Флакк повернулся к Сабину.

— А ты, трибун?

Тот пожал плечами.

— Выбирай ты, достойный Флакк.

— Ну, пусть будет мирмиллон. Друзу сегодня везет, надо следовать его примеру. Тысяча, идет?

— Хорошо, — согласился Сабин без особого интереса.

Между тем представление противников закончилось, они взмахами своего оружия приветствовали публику и изготовились к бою.

По сигналу труб поединок начался.

Мирмиллон сразу устремился в атаку, выставив меч вперед; фессалиец отступал. Кроносу тяжело было преследовать подвижного противника, и он остановился, переводя дыхание. Гермес качнул сетью, широко улыбнулся и запел:

Nonte peto, piscem peto,

Quid me fugis, galle?

He убегай так быстро, ибо

Не ты мне нужен, друг, а рыба!

Эта песенка-дразнилка уже несколько веков постоянно звучала в римских амфитеатрах, когда схватиться один на один предстояло ретиарию — вооруженному сетью и трезубцем, на манер рыбака, и мирмиллону, на шлеме которого была изображена рыба. И — непонятно почему — она всегда приводила в ярость «рыбу» и привлекала Симпатии публики к «рыболову».

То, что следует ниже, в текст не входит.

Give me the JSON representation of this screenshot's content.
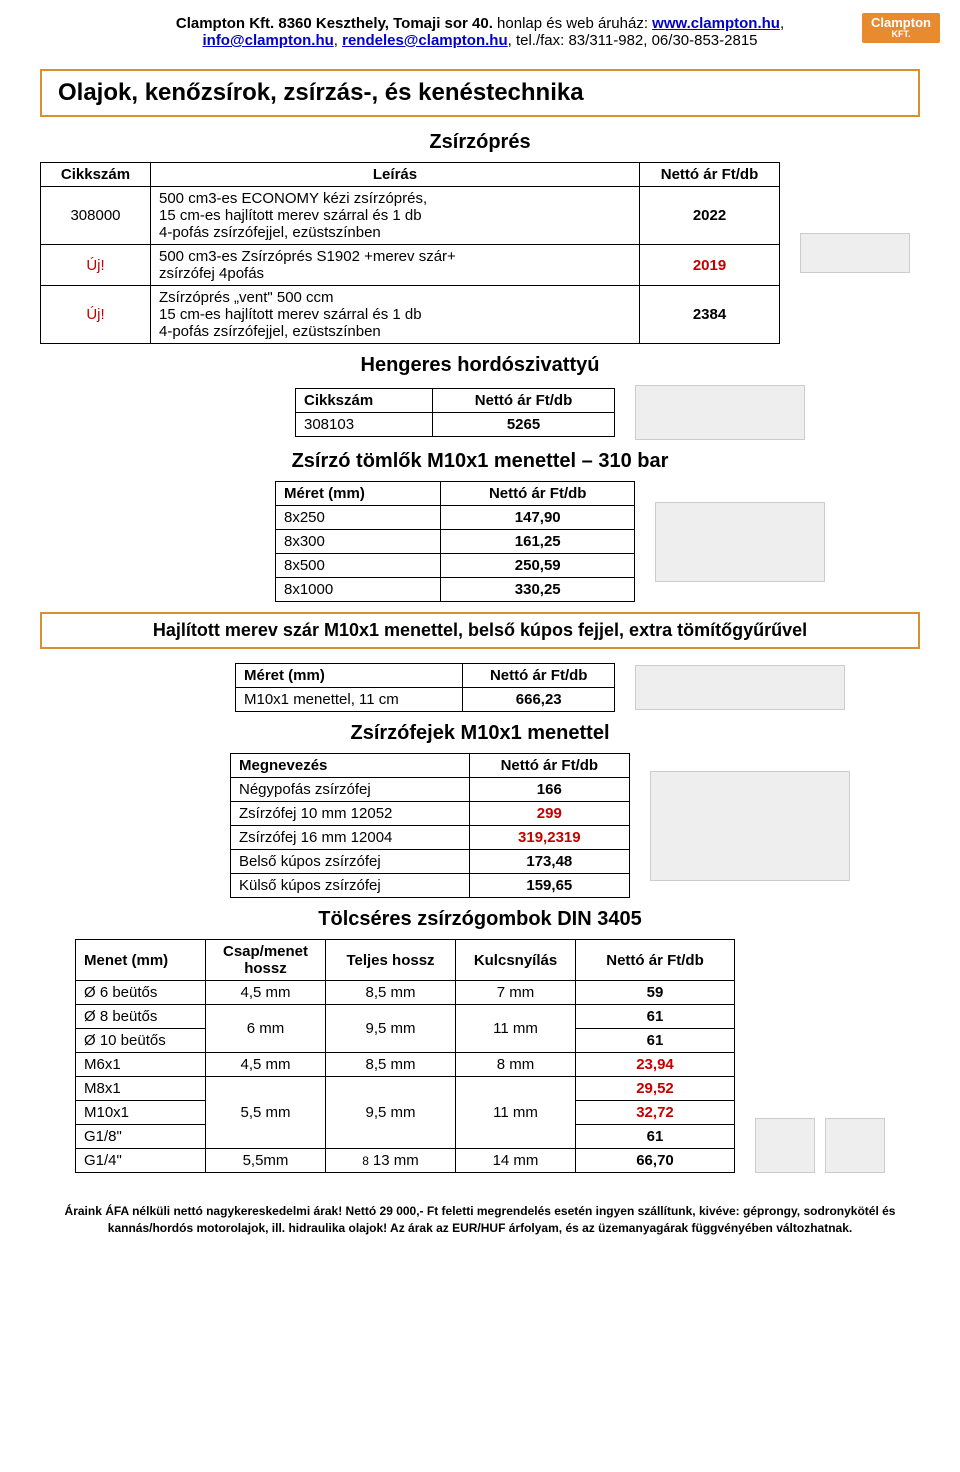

Так случилось и на этот раз. Трибуны одобрительно захохотали, а мирмиллон, покраснев от злости, снова бросился в атаку.

Теперь уже ретиарию пришлось туго. Он с трудом уворачивался от ударов и забыл даже о своей сетке. Кронос, громко сопя, упорно наступал, немилосердно потея под своими тяжелыми доспехами.

Вот он чуть не вышиб трезубец из руки противника, но тот в последний момент сумел удержать оружие. Устав от напряжения, Гермес бросился бежать вокруг арены. Разочарованный топот зрителей показал, что они не в восторге от такого маневра. Мирмиллон продолжал преследование, но ему было очень неудобно передвигаться по песку.

— Давай! Давай! — выкрикнул Друз. — Сейчас ты его достанешь! Он уже твой! Вперед!

— Да Гермес просто заманивает его, — ответил Пизон, чувствуя, как тысяча ауреев медленно, но неотвратимо уплывает от него. — Сейчас вымотает, а потом ударит. Уж я знаю этого парня, видел его в Антиохии.

— Может, в Антиохии он и герой, — заметил Помпоний Флакк, — но здесь Рим, а это совсем другое дело.

Вителлий с шумом втянул огромный глоток вина и потянулся за финиками. Он был в прескверном расположении духа из-за потерянных в предыдущем бою денег.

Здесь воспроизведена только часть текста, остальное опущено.